Tem muita oportunidade de melhoria, pois no dia a dia não paramos para ver algumas coisas porque estamos tocando o processo como um todo. Nessas reuniões liberamos um canal de recepção de informação muito valioso, principalmente porque tem todas as áreas e tipos de pessoas.

Outra coisa é que abrimos o e-commerce do Grupo Europa e fizemos todo processo junto com o canal de distribuição, a nossa rede. Abrir números e ter transparência foi muito importante no processo. Chamamos os distribuidores para costurar uma estratégia conjunta para lançar o canal, pois o pensamento de cooperação de fato agrega valor e gera resultado. Fizemos isso no e-commerce e no varejo, com diversificação e distribuição de produto.

Também inovamos em design e produtos desde 2011. Acho que internamente o processo de desenvolvimento humano é algo inovador, pois o foco antes era na capacitação técnica e não no desenvolvimento de responsabilidade social. Estamos mudando o visual dos quiosques, que está gerando movimento e crescendo o número de lojas de distribuição no Brasil. A marca é muito forte e querida; isso facilita. Também estamos de olho nas reclamações, digo no SAC, para refazer os processos e alinhar as expectativas.

O fato de ser mulher impactou sua jornada como líder empreendedora?

M.C: Gosto de pensar que não (risos), mas sabemos que existe uma barreira. Acho que tem uma coisa velada, que você sente e não está explícito. Decidi que iria fazer e que tinha alguns obstáculos: ser jovem, ser filha do dono e ser mulher. Fui criada de uma forma orientada para fazer o que quisesse, não tive limitações em casa. Escolhi que toda vez que acontecesse alguma coisa que me limitasse, tanto no trabalho como fora dele, que iria me posicionar. Mas precisamos saber a forma de se posicionar, pois a mudança para a mulher é importante. Nesses processos, busco trazer as pessoas junto e integrar, não excluir, pois homens e mulheres precisam trabalhar juntos.

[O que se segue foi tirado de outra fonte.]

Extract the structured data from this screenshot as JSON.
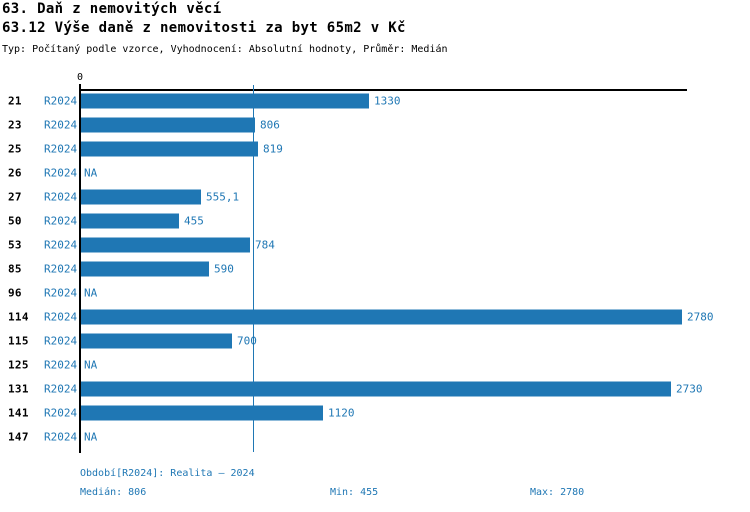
{
  "header": {
    "title": "63. Daň z nemovitých věcí",
    "subtitle": "63.12 Výše daně z nemovitosti za byt 65m2 v Kč",
    "meta": "Typ: Počítaný podle vzorce, Vyhodnocení: Absolutní hodnoty, Průměr: Medián"
  },
  "chart_data": {
    "type": "bar",
    "orientation": "horizontal",
    "title": "63. Daň z nemovitých věcí",
    "subtitle": "63.12 Výše daně z nemovitosti za byt 65m2 v Kč",
    "categories": [
      "21",
      "23",
      "25",
      "26",
      "27",
      "50",
      "53",
      "85",
      "96",
      "114",
      "115",
      "125",
      "131",
      "141",
      "147"
    ],
    "series": [
      {
        "name": "R2024",
        "values": [
          1330,
          806,
          819,
          null,
          555.1,
          455,
          784,
          590,
          null,
          2780,
          700,
          null,
          2730,
          1120,
          null
        ]
      }
    ],
    "value_labels": [
      "1330",
      "806",
      "819",
      "NA",
      "555,1",
      "455",
      "784",
      "590",
      "NA",
      "2780",
      "700",
      "NA",
      "2730",
      "1120",
      "NA"
    ],
    "na_label": "NA",
    "axis_origin_label": "0",
    "xlim": [
      0,
      2810
    ],
    "median_value": 806,
    "grid": false,
    "legend_position": "none",
    "reference_line": "median"
  },
  "footer": {
    "period": "Období[R2024]: Realita – 2024",
    "median": "Medián: 806",
    "min": "Min: 455",
    "max": "Max: 2780"
  },
  "colors": {
    "bar": "#1f77b4",
    "accent_text": "#1f77b4",
    "text": "#000000",
    "background": "#ffffff"
  }
}
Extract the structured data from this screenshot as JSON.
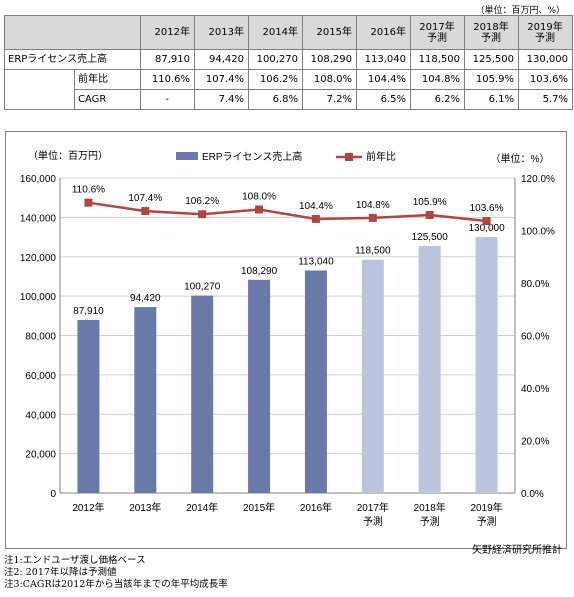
{
  "unit_top": "（単位：百万円、%）",
  "table": {
    "years": [
      "2012年",
      "2013年",
      "2014年",
      "2015年",
      "2016年",
      "2017年\n予測",
      "2018年\n予測",
      "2019年\n予測"
    ],
    "rows": [
      {
        "label": "ERPライセンス売上高",
        "values": [
          "87,910",
          "94,420",
          "100,270",
          "108,290",
          "113,040",
          "118,500",
          "125,500",
          "130,000"
        ]
      },
      {
        "label": "前年比",
        "values": [
          "110.6%",
          "107.4%",
          "106.2%",
          "108.0%",
          "104.4%",
          "104.8%",
          "105.9%",
          "103.6%"
        ]
      },
      {
        "label": "CAGR",
        "values": [
          "-",
          "7.4%",
          "6.8%",
          "7.2%",
          "6.5%",
          "6.2%",
          "6.1%",
          "5.7%"
        ]
      }
    ]
  },
  "chart_data": {
    "type": "bar",
    "categories": [
      "2012年",
      "2013年",
      "2014年",
      "2015年",
      "2016年",
      "2017年\n予測",
      "2018年\n予測",
      "2019年\n予測"
    ],
    "series": [
      {
        "name": "ERPライセンス売上高",
        "kind": "bar",
        "axis": "left",
        "values": [
          87910,
          94420,
          100270,
          108290,
          113040,
          118500,
          125500,
          130000
        ],
        "labels": [
          "87,910",
          "94,420",
          "100,270",
          "108,290",
          "113,040",
          "118,500",
          "125,500",
          "130,000"
        ],
        "forecast_from_index": 5
      },
      {
        "name": "前年比",
        "kind": "line",
        "axis": "right",
        "values": [
          110.6,
          107.4,
          106.2,
          108.0,
          104.4,
          104.8,
          105.9,
          103.6
        ],
        "labels": [
          "110.6%",
          "107.4%",
          "106.2%",
          "108.0%",
          "104.4%",
          "104.8%",
          "105.9%",
          "103.6%"
        ]
      }
    ],
    "yleft_unit": "（単位：百万円）",
    "yright_unit": "（単位：%）",
    "ylim_left": [
      0,
      160000
    ],
    "ylim_right": [
      0,
      120
    ],
    "yticks_left": [
      "0",
      "20,000",
      "40,000",
      "60,000",
      "80,000",
      "100,000",
      "120,000",
      "140,000",
      "160,000"
    ],
    "yticks_right": [
      "0.0%",
      "20.0%",
      "40.0%",
      "60.0%",
      "80.0%",
      "100.0%",
      "120.0%"
    ],
    "grid": true,
    "legend_position": "top-center",
    "colors": {
      "actual": "#6a7aa8",
      "forecast": "#bcc4de",
      "line": "#b04644"
    }
  },
  "source": "矢野経済研究所推計",
  "notes": [
    "注1:エンドユーザ渡し価格ベース",
    "注2: 2017年以降は予測値",
    "注3:CAGRは2012年から当該年までの年平均成長率"
  ]
}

Se você realizar tudo que já desejou e deseja, pelo que gostaria de ser lembrada?

M.C: Alguém que contribuiu positivamente e conseguiu influenciar as coisas para o bem e melhoria. Ouvimos falar muito de transformação, mas precisa saber o que e para que quer transformar. Qual é o mundo que você quer? Nunca gostei de injustiça e falta de dignidade. Busco e contribuo para que isso não exista e desapareça. Sei o mundo que quero e tenho na minha cabeça. Isso que me faz levantar todos os dias e gerir a minha empresa a partir da minha alma. Quero sair na rua e não ver ninguém dormindo e passando fome. É isso que quero construir, onde as pessoas tenham opções de escolher.

Mas como as empresas podem contribuir para que esse mundo seja possível?

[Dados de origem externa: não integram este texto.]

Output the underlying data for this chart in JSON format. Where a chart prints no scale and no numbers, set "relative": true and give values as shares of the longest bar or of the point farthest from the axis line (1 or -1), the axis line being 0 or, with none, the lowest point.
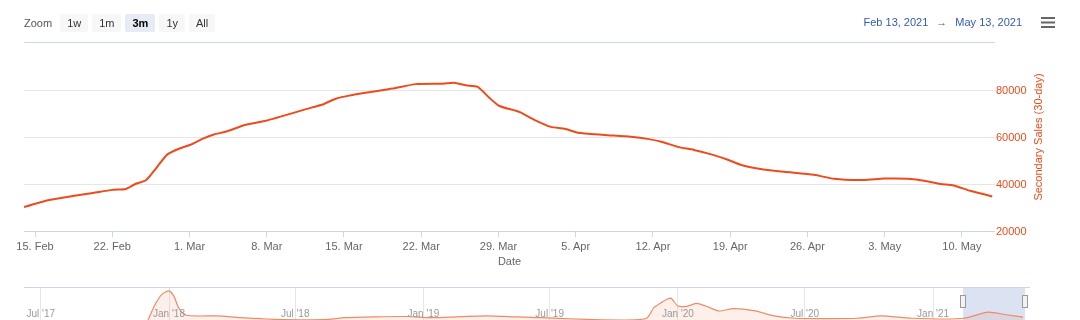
{
  "chart_data": [
    {
      "type": "line",
      "xlabel": "Date",
      "y2label": "Secondary Sales (30-day)",
      "grid": "y",
      "annotations": [
        "Zoom",
        "1w",
        "1m",
        "3m",
        "1y",
        "All",
        "Feb 13, 2021",
        "→",
        "May 13, 2021"
      ],
      "xlim": [
        "2021-02-14",
        "2021-05-13"
      ],
      "xticks": [
        {
          "value": "2021-02-15",
          "label": "15. Feb"
        },
        {
          "value": "2021-02-22",
          "label": "22. Feb"
        },
        {
          "value": "2021-03-01",
          "label": "1. Mar"
        },
        {
          "value": "2021-03-08",
          "label": "8. Mar"
        },
        {
          "value": "2021-03-15",
          "label": "15. Mar"
        },
        {
          "value": "2021-03-22",
          "label": "22. Mar"
        },
        {
          "value": "2021-03-29",
          "label": "29. Mar"
        },
        {
          "value": "2021-04-05",
          "label": "5. Apr"
        },
        {
          "value": "2021-04-12",
          "label": "12. Apr"
        },
        {
          "value": "2021-04-19",
          "label": "19. Apr"
        },
        {
          "value": "2021-04-26",
          "label": "26. Apr"
        },
        {
          "value": "2021-05-03",
          "label": "3. May"
        },
        {
          "value": "2021-05-10",
          "label": "10. May"
        }
      ],
      "y2lim": [
        20000,
        100000
      ],
      "y2ticks": [
        20000,
        40000,
        60000,
        80000,
        {
          "value": 100000,
          "label": null
        }
      ],
      "series": [
        {
          "color": "#ee4b1c",
          "axis": "y2",
          "x": [
            "2021-02-14",
            "2021-02-16T07:00",
            "2021-02-18T10:00",
            "2021-02-20T06:00",
            "2021-02-22",
            "2021-02-23T06:00",
            "2021-02-24T02:00",
            "2021-02-25T02:00",
            "2021-02-26",
            "2021-02-27",
            "2021-02-28T01:00",
            "2021-03-01T02:00",
            "2021-03-02T04:00",
            "2021-03-03T05:00",
            "2021-03-04T06:00",
            "2021-03-06T02:00",
            "2021-03-07T22:00",
            "2021-03-12T03:00",
            "2021-03-13",
            "2021-03-14T06:00",
            "2021-03-15T11:00",
            "2021-03-16T23:00",
            "2021-03-19T10:00",
            "2021-03-21T12:00",
            "2021-03-23T23:00",
            "2021-03-25",
            "2021-03-26T01:00",
            "2021-03-27T02:00",
            "2021-03-28T04:00",
            "2021-03-29T01:00",
            "2021-03-30T21:00",
            "2021-04-01T06:00",
            "2021-04-02T18:00",
            "2021-04-04",
            "2021-04-05T05:00",
            "2021-04-07T14:00",
            "2021-04-10",
            "2021-04-11T12:00",
            "2021-04-12T18:00",
            "2021-04-14T06:00",
            "2021-04-15T17:00",
            "2021-04-17T07:00",
            "2021-04-18T19:00",
            "2021-04-20",
            "2021-04-21T18:00",
            "2021-04-23T21:00",
            "2021-04-26T14:00",
            "2021-04-28T10:00",
            "2021-05-01T02:00",
            "2021-05-02T23:00",
            "2021-05-05T02:00",
            "2021-05-06T17:00",
            "2021-05-08T01:00",
            "2021-05-09T06:00",
            "2021-05-10T18:00",
            "2021-05-12T18:00"
          ],
          "values": [
            30200,
            33200,
            34900,
            36200,
            37500,
            37900,
            40000,
            41700,
            46900,
            52600,
            55000,
            56700,
            59200,
            61100,
            62200,
            65200,
            66900,
            72600,
            73700,
            76300,
            77600,
            78800,
            80600,
            82500,
            82700,
            83100,
            82000,
            81400,
            76700,
            73300,
            70700,
            67300,
            64300,
            63500,
            61800,
            60900,
            60100,
            59200,
            58000,
            55800,
            54500,
            52600,
            50300,
            48100,
            46400,
            45200,
            43900,
            42200,
            41700,
            42300,
            42200,
            41300,
            40000,
            39400,
            37100,
            34700
          ]
        }
      ]
    },
    {
      "type": "area",
      "relative": true,
      "grid": "x",
      "tick_labels": "x",
      "xlim": [
        "2017-06-07",
        "2021-05-20"
      ],
      "xticks": [
        {
          "value": "2017-07-01",
          "label": "Jul '17"
        },
        {
          "value": "2018-01-01",
          "label": "Jan '18"
        },
        {
          "value": "2018-07-01",
          "label": "Jul '18"
        },
        {
          "value": "2019-01-01",
          "label": "Jan '19"
        },
        {
          "value": "2019-07-01",
          "label": "Jul '19"
        },
        {
          "value": "2020-01-01",
          "label": "Jan '20"
        },
        {
          "value": "2020-07-01",
          "label": "Jul '20"
        },
        {
          "value": "2021-01-01",
          "label": "Jan '21"
        }
      ],
      "bands": [
        {
          "axis": "x",
          "from": "2021-02-13",
          "to": "2021-05-13",
          "color": "#ccd6eb"
        }
      ],
      "series": [
        {
          "color": "#f08a64",
          "x": [
            "2017-12-02",
            "2017-12-12",
            "2017-12-22",
            "2018-01-01",
            "2018-01-08",
            "2018-01-15",
            "2018-01-25",
            "2018-03-11",
            "2018-04-14",
            "2018-06-03",
            "2018-08-17",
            "2018-09-10",
            "2018-12-08",
            "2019-01-11",
            "2019-03-31",
            "2019-06-17",
            "2019-11-17",
            "2019-11-27",
            "2019-12-17",
            "2019-12-22",
            "2020-01-01",
            "2020-01-15",
            "2020-01-28",
            "2020-02-10",
            "2020-02-29",
            "2020-03-20",
            "2020-04-19",
            "2020-05-18",
            "2020-06-17",
            "2020-09-14",
            "2020-10-18",
            "2020-12-02",
            "2021-02-14",
            "2021-03-21",
            "2021-04-16",
            "2021-05-10"
          ],
          "values": [
            0,
            0.53,
            0.89,
            1,
            0.82,
            0.41,
            0.17,
            0.14,
            0.08,
            0.02,
            0.02,
            0.08,
            0.12,
            0.08,
            0.14,
            0.08,
            0.06,
            0.41,
            0.72,
            0.75,
            0.48,
            0.48,
            0.57,
            0.48,
            0.31,
            0.39,
            0.32,
            0.14,
            0.06,
            0.06,
            0.14,
            0.06,
            0.06,
            0.27,
            0.18,
            0.1
          ]
        }
      ]
    }
  ]
}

M.C: No dia que os valores tiverem mais importância que o dinheiro as coisas vão mudar. Nos ambientes que transito, o dinheiro está em primeiro lugar, não só no mundo corporativo, mas também na família, nos casais e nas relações. Tudo orbita em torno do dinheiro. No dia que o dinheiro servir a sociedade, e não ao contrário, talvez tenhamos a construção de uma sociedade diferente.

Penso muito nisso e procuro trazer isso no meu negócio. Não acho que tudo se resolve em um grande bônus no final do ano. Claro que dinheiro gera corpo e viabiliza, mas quando tem uma concentração gigantesca de renda na mão de poucos, sendo que muitos estão passando fome, algo está errado. Uma distorção do sistema. Sei que não vou conseguir mudar o mundo, mas dentro do meu negócio, posso modificar essa questão da importância do dinheiro.

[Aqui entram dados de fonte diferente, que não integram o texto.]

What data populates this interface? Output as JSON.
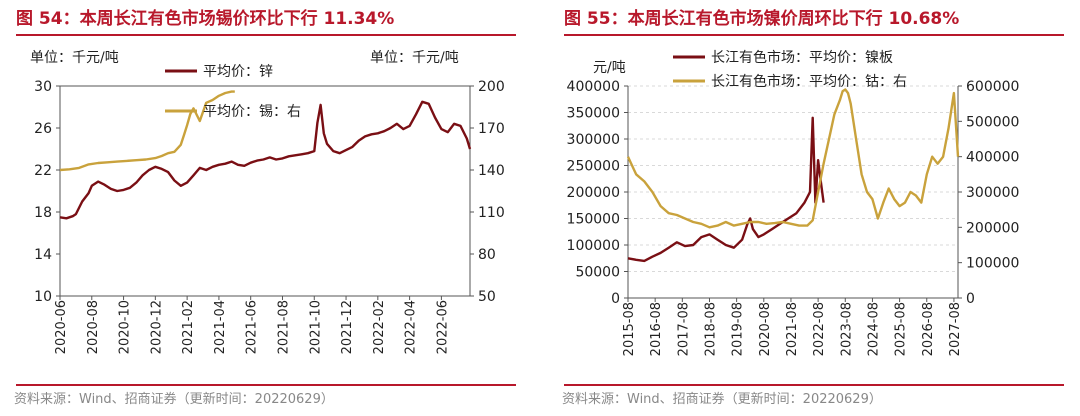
{
  "colors": {
    "red": "#B8182B",
    "zinc_line": "#7A0F14",
    "gold_line": "#C9A23C",
    "source": "#888888"
  },
  "chart_data": [
    {
      "type": "line",
      "title": "图 54：本周长江有色市场锡价环比下行 11.34%",
      "left_unit": "单位：千元/吨",
      "right_unit": "单位：千元/吨",
      "y_left": {
        "min": 10,
        "max": 30,
        "ticks": [
          "10",
          "14",
          "18",
          "22",
          "26",
          "30"
        ]
      },
      "y_right": {
        "min": 50,
        "max": 200,
        "ticks": [
          "50",
          "80",
          "110",
          "140",
          "170",
          "200"
        ]
      },
      "x_ticks": [
        "2020-06",
        "2020-08",
        "2020-10",
        "2020-12",
        "2021-02",
        "2021-04",
        "2021-06",
        "2021-08",
        "2021-10",
        "2021-12",
        "2022-02",
        "2022-04",
        "2022-06"
      ],
      "x_range": [
        0,
        12.9
      ],
      "legend_position": "top",
      "series": [
        {
          "name": "平均价：锌",
          "axis": "left",
          "x": [
            0,
            0.2,
            0.4,
            0.5,
            0.7,
            0.9,
            1.0,
            1.2,
            1.4,
            1.6,
            1.8,
            2.0,
            2.2,
            2.4,
            2.6,
            2.8,
            3.0,
            3.2,
            3.4,
            3.6,
            3.8,
            4.0,
            4.2,
            4.4,
            4.6,
            4.8,
            5.0,
            5.2,
            5.4,
            5.6,
            5.8,
            6.0,
            6.2,
            6.4,
            6.6,
            6.8,
            7.0,
            7.2,
            7.4,
            7.6,
            7.8,
            8.0,
            8.1,
            8.2,
            8.3,
            8.4,
            8.6,
            8.8,
            9.0,
            9.2,
            9.4,
            9.6,
            9.8,
            10.0,
            10.2,
            10.4,
            10.6,
            10.8,
            11.0,
            11.2,
            11.4,
            11.6,
            11.8,
            12.0,
            12.2,
            12.4,
            12.6,
            12.8,
            12.9
          ],
          "y": [
            17.5,
            17.4,
            17.6,
            17.8,
            19.0,
            19.8,
            20.5,
            20.9,
            20.6,
            20.2,
            20.0,
            20.1,
            20.3,
            20.8,
            21.5,
            22.0,
            22.3,
            22.1,
            21.8,
            21.0,
            20.5,
            20.8,
            21.5,
            22.2,
            22.0,
            22.3,
            22.5,
            22.6,
            22.8,
            22.5,
            22.4,
            22.7,
            22.9,
            23.0,
            23.2,
            23.0,
            23.1,
            23.3,
            23.4,
            23.5,
            23.6,
            23.8,
            26.5,
            28.2,
            25.5,
            24.5,
            23.8,
            23.6,
            23.9,
            24.2,
            24.8,
            25.2,
            25.4,
            25.5,
            25.7,
            26.0,
            26.4,
            25.9,
            26.2,
            27.3,
            28.5,
            28.3,
            27.0,
            25.9,
            25.6,
            26.4,
            26.2,
            25.0,
            24.0
          ]
        },
        {
          "name": "平均价：锡：右",
          "axis": "right",
          "x": [
            0,
            0.3,
            0.6,
            0.9,
            1.2,
            1.5,
            1.8,
            2.1,
            2.4,
            2.7,
            3.0,
            3.2,
            3.4,
            3.6,
            3.8,
            3.9,
            4.0,
            4.1,
            4.2,
            4.4,
            4.6,
            4.8,
            5.0,
            5.2,
            5.4,
            5.5
          ],
          "y": [
            140,
            140.5,
            141.5,
            144,
            145,
            145.5,
            146,
            146.5,
            147,
            147.5,
            148.5,
            150,
            152,
            153,
            158,
            165,
            172,
            180,
            184,
            175,
            188,
            190,
            193,
            195,
            196,
            196
          ]
        }
      ]
    },
    {
      "type": "line",
      "title": "图 55：本周长江有色市场镍价周环比下行 10.68%",
      "left_unit": "元/吨",
      "y_left": {
        "min": 0,
        "max": 400000,
        "ticks": [
          "0",
          "50000",
          "100000",
          "150000",
          "200000",
          "250000",
          "300000",
          "350000",
          "400000"
        ]
      },
      "y_right": {
        "min": 0,
        "max": 600000,
        "ticks": [
          "0",
          "100000",
          "200000",
          "300000",
          "400000",
          "500000",
          "600000"
        ]
      },
      "x_ticks": [
        "2015-08",
        "2016-08",
        "2017-08",
        "2018-08",
        "2019-08",
        "2020-08",
        "2021-08",
        "2022-08",
        "2023-08",
        "2024-08",
        "2025-08",
        "2026-08",
        "2027-08"
      ],
      "x_range": [
        0,
        12.15
      ],
      "legend_position": "top",
      "series": [
        {
          "name": "长江有色市场：平均价：镍板",
          "axis": "left",
          "x": [
            0,
            0.3,
            0.6,
            0.9,
            1.2,
            1.5,
            1.8,
            2.1,
            2.4,
            2.7,
            3.0,
            3.3,
            3.6,
            3.9,
            4.2,
            4.4,
            4.5,
            4.6,
            4.8,
            5.0,
            5.3,
            5.6,
            5.9,
            6.2,
            6.5,
            6.7,
            6.8,
            6.9,
            7.0,
            7.1,
            7.2
          ],
          "y": [
            75000,
            72000,
            70000,
            78000,
            85000,
            95000,
            105000,
            98000,
            100000,
            115000,
            120000,
            110000,
            100000,
            95000,
            110000,
            140000,
            150000,
            130000,
            115000,
            120000,
            130000,
            140000,
            150000,
            160000,
            180000,
            200000,
            340000,
            180000,
            260000,
            220000,
            180000
          ]
        },
        {
          "name": "长江有色市场：平均价：钴：右",
          "axis": "right",
          "x": [
            0,
            0.3,
            0.6,
            0.9,
            1.2,
            1.5,
            1.8,
            2.1,
            2.4,
            2.7,
            3.0,
            3.3,
            3.6,
            3.9,
            4.2,
            4.5,
            4.8,
            5.1,
            5.4,
            5.7,
            6.0,
            6.3,
            6.6,
            6.8,
            7.0,
            7.2,
            7.4,
            7.6,
            7.8,
            7.9,
            8.0,
            8.1,
            8.2,
            8.4,
            8.6,
            8.8,
            9.0,
            9.2,
            9.4,
            9.6,
            9.8,
            10.0,
            10.2,
            10.4,
            10.6,
            10.8,
            11.0,
            11.2,
            11.4,
            11.6,
            11.8,
            12.0,
            12.15
          ],
          "y": [
            400000,
            350000,
            330000,
            300000,
            260000,
            240000,
            235000,
            225000,
            215000,
            210000,
            200000,
            205000,
            215000,
            205000,
            210000,
            215000,
            215000,
            210000,
            212000,
            215000,
            210000,
            205000,
            205000,
            220000,
            300000,
            380000,
            450000,
            520000,
            560000,
            585000,
            590000,
            580000,
            550000,
            450000,
            350000,
            300000,
            280000,
            225000,
            270000,
            310000,
            280000,
            260000,
            270000,
            300000,
            290000,
            270000,
            350000,
            400000,
            380000,
            400000,
            480000,
            580000,
            400000
          ]
        }
      ]
    }
  ],
  "source_left": "资料来源：Wind、招商证券（更新时间：20220629）",
  "source_right": "资料来源：Wind、招商证券（更新时间：20220629）"
}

Sou a favor de que se a empresa ganhar todo mundo ganha. Mas preciso ter cuidado ao mostrar como vamos lidar com isso. Não quero que a pessoa acorde cedo pensando somente no bônus. Isso é muito profundo e gostaria de deixar essa mensagem. Se consegui estudar nas melhores escolas, se tive amor dentro de casa, tive acesso a arte e cultura, será que isso é meu? Isso só gera mais responsabilidade e me questiono sobre esse monte de acesso que sempre tive. A pergunta diária é: quando faço isso estou a serviço do quê?

Gostaria de deixar um comentário final?

M.C: Me inspiro muito com as pessoas e me sinto muito privilegiada em ter assumido a empresa aos 26 anos e ter tomado várias bordoadas tão jovem. Mas sou muito grata por essa oportunidade de aprendizado e aceleração do meu desenvolvimento. Quero agradecer aos fundadores da empresa que viabilizaram estar nela hoje e agradecer vocês por trocar um pouco das minhas experiências nos últimos 7 anos.